Karma Pi

Karma Pi stores and serve csv data (also in JSON format) for physical readings.

CSV - Comma Separated Values

CVS - Concurrent Version System, jumbled CSV.

Pharmacy - front end to CVS, CVS is a US pharmacy.

Carma Phy - Jumbled pharmacy.

Karma Phy - Looks better spelt with a K

Karma Pi - Phy for physics, pi for math.

Interface

Data is stored on disk with a folder for each source.

To support queries by time it will be organised in.

year/month/day

folders.

Meta Data

Store this in git.

Includes the module to use for the folder. If no module, use the parent folder’s module.

Checksums

Store these with git too.

Sub-totals

For each year make it easy to create totals for each month and day.

Have totals, but other moments too, standard deviation would be good too.

pandas.DataFrame().describe() would be a good start.

Builds

Data for a path might not be available yet. You can ask for it to be built.

This might take a while, if karmpi can it will give you an estimate.

Calculated Data

Some paths the data does not exist on disk but can be calculated if desired and stored to disk.

Monitoring calls

How much data is created? How long does it take?

Zeronet

This is just one solution to syncing data. It has a built in file server too.

The idea would be to serve the metadata with zeronet and let other processes figure out what data to pull.

Keeping the disk from filling up

This is karma-pi. One goal is to run it on raspberry-pi’s. SD cards are fast and cheap these days. 64GB should be enough for some large datasets.

Further, the storage can be distributed.

Store more detailed data at your location (and time), but have global data to see the bigger picture.

Now there will be plenty of data that nobody has looked at for a while, is large and easy to recalculate.

No need to be too aggressive here. Monitor how disk use is growing, know how much is spare and start deleting at around 50% use.

Bayesian Data

Each source can be assigned likelihoods. For example, for re-analysis weather data, how close are the values to what was actually experienced? Can you give a distribution around the means?

When data sets are combined we can combine likelihoods too.

We can do the same with estimates of if the data will be needed in the next day or other time horizon.

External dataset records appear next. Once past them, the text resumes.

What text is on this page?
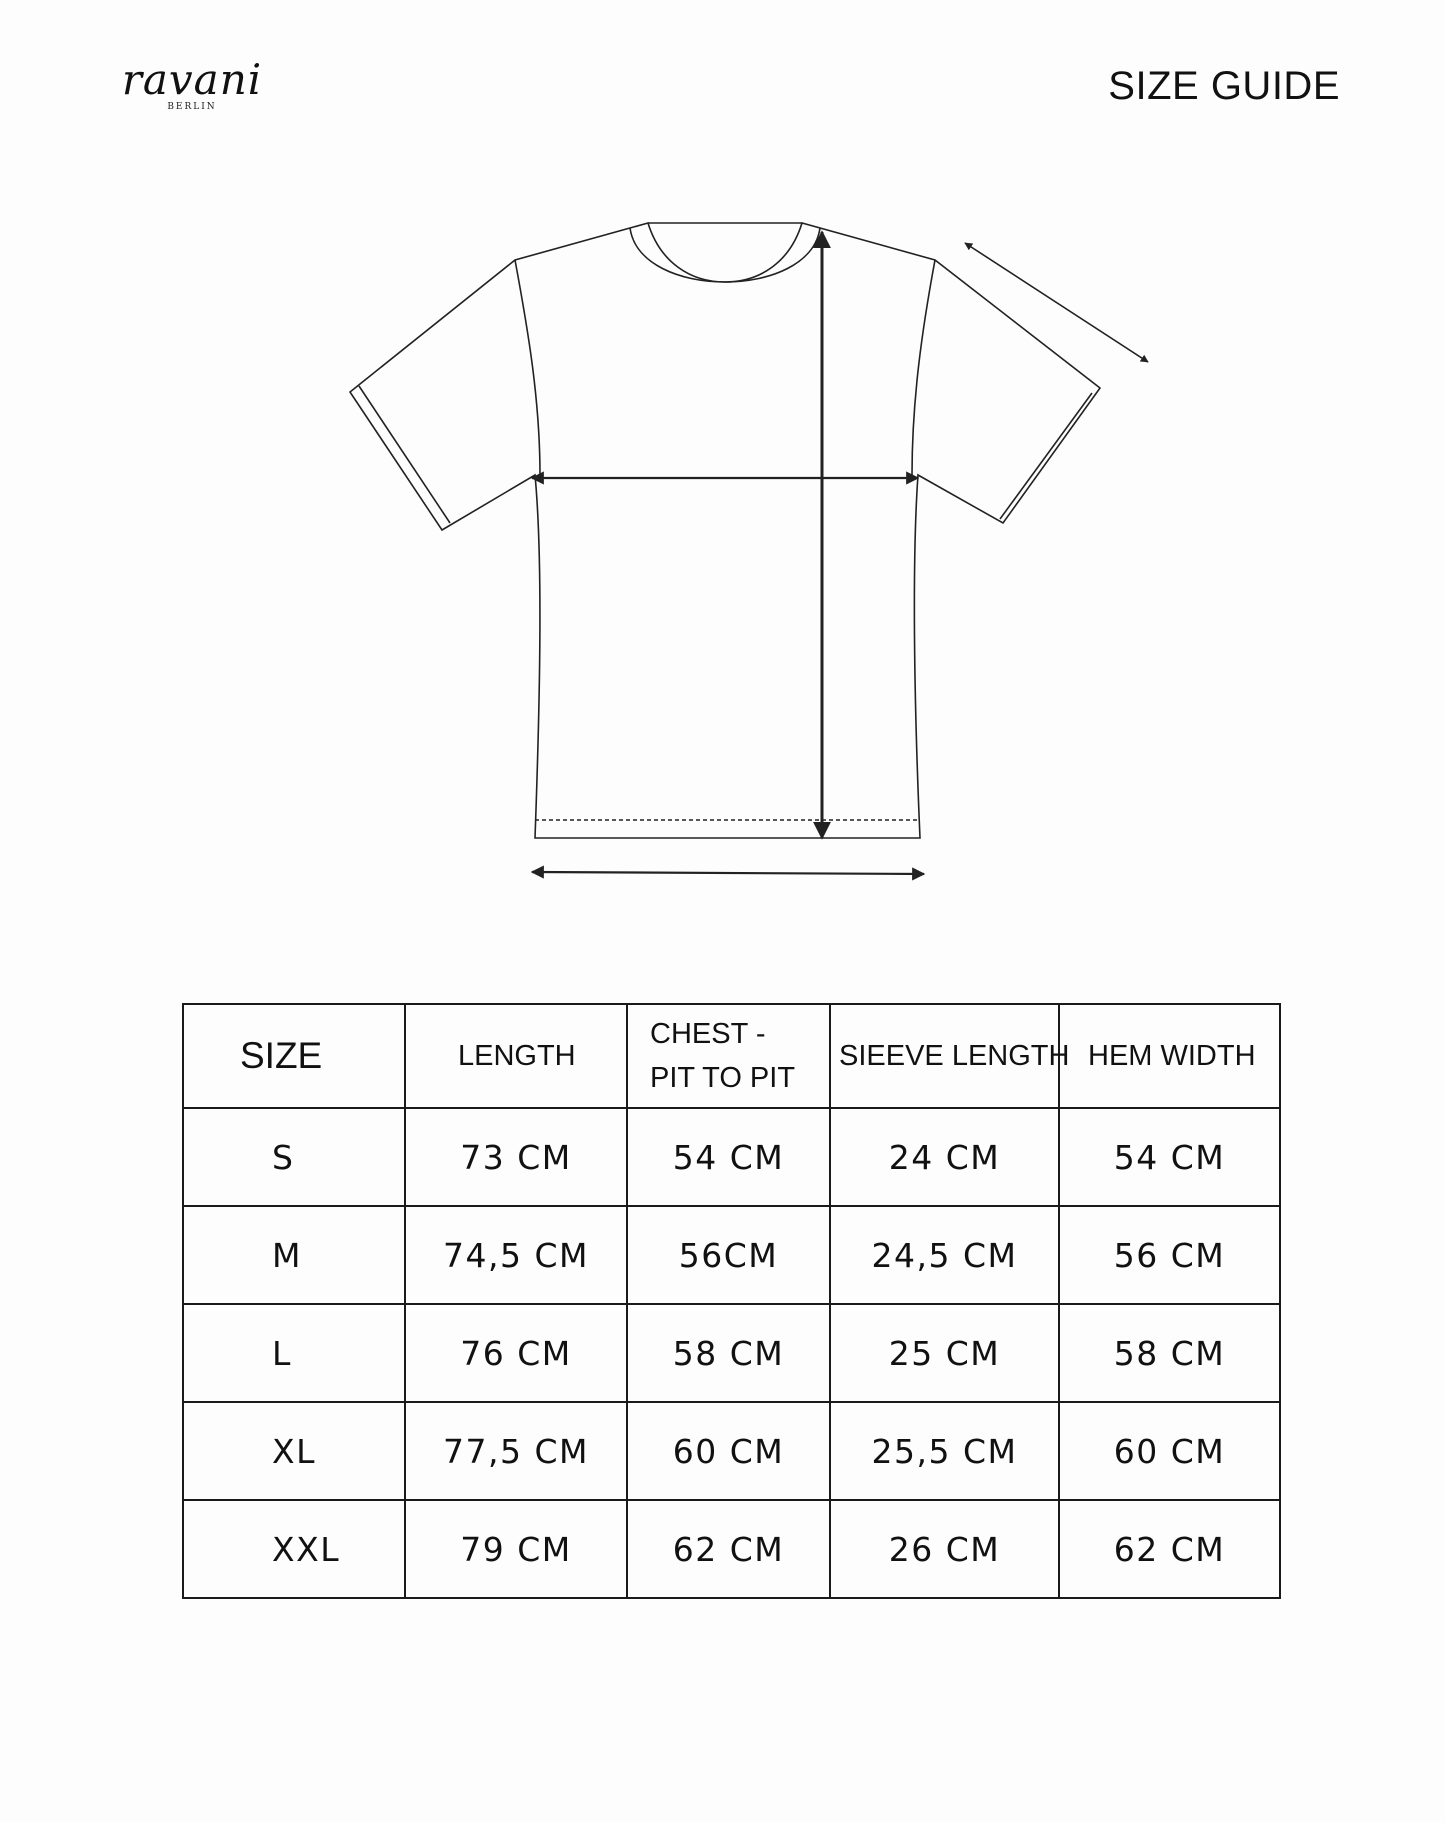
ravani
BERLIN	SIZE GUIDE
SIZE	LENGTH	CHEST - PIT TO PIT	SIEEVE LENGTH	HEM WIDTH
S	73 CM	54 CM	24 CM	54 CM
M	74,5 CM	56CM	24,5 CM	56 CM
L	76 CM	58 CM	25 CM	58 CM
XL	77,5 CM	60 CM	25,5 CM	60 CM
XXL	79 CM	62 CM	26 CM	62 CM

It is all about the prior distributions here, the assumptions you are feeding into your data.

Notebooks

Notebooks can be provided to illustrate how the data is used.

Documentation

It would be wonderful if the documentation could be turned into the module to access the data.

sphinx at least allows the code to be turned into docs.

Build the interface as you wrangle the data

The idea here is to be systematic about the process of creating the data.

So, when you have something that generates data from one folder to another try and make it into something that works in a karmapi module.

Accessing data

get_meta_data(path)

Returns the meta data for the given path.

get_data(path)

Returns the data for the given path.

build(path)

Build data at path

Security

This is not a focus of the project. The aim is to run it on pi’s, so the security just comes from physical access to the pi.

Data integrity, trust and collaborative sharing of data will be more of a focus. Trust across networks.

Privacy

Karma Pi is about open data. Data that people want to share.

Data that can help them understand their world.

Karma pi privacy and security

Be nice.

Collaborative computing.

Find good ways to use the resources available.

Astro Pi

The astro pi plugs into a raspberry pi and has pressure, humidity and temperature sensors.

It also has a compass, accelerometer, an 8x8 screen and a tiny joy-stick.

They make simple, mobile weather stations.

The plan is to store astro pi data here, or rather the tools here will make that easy.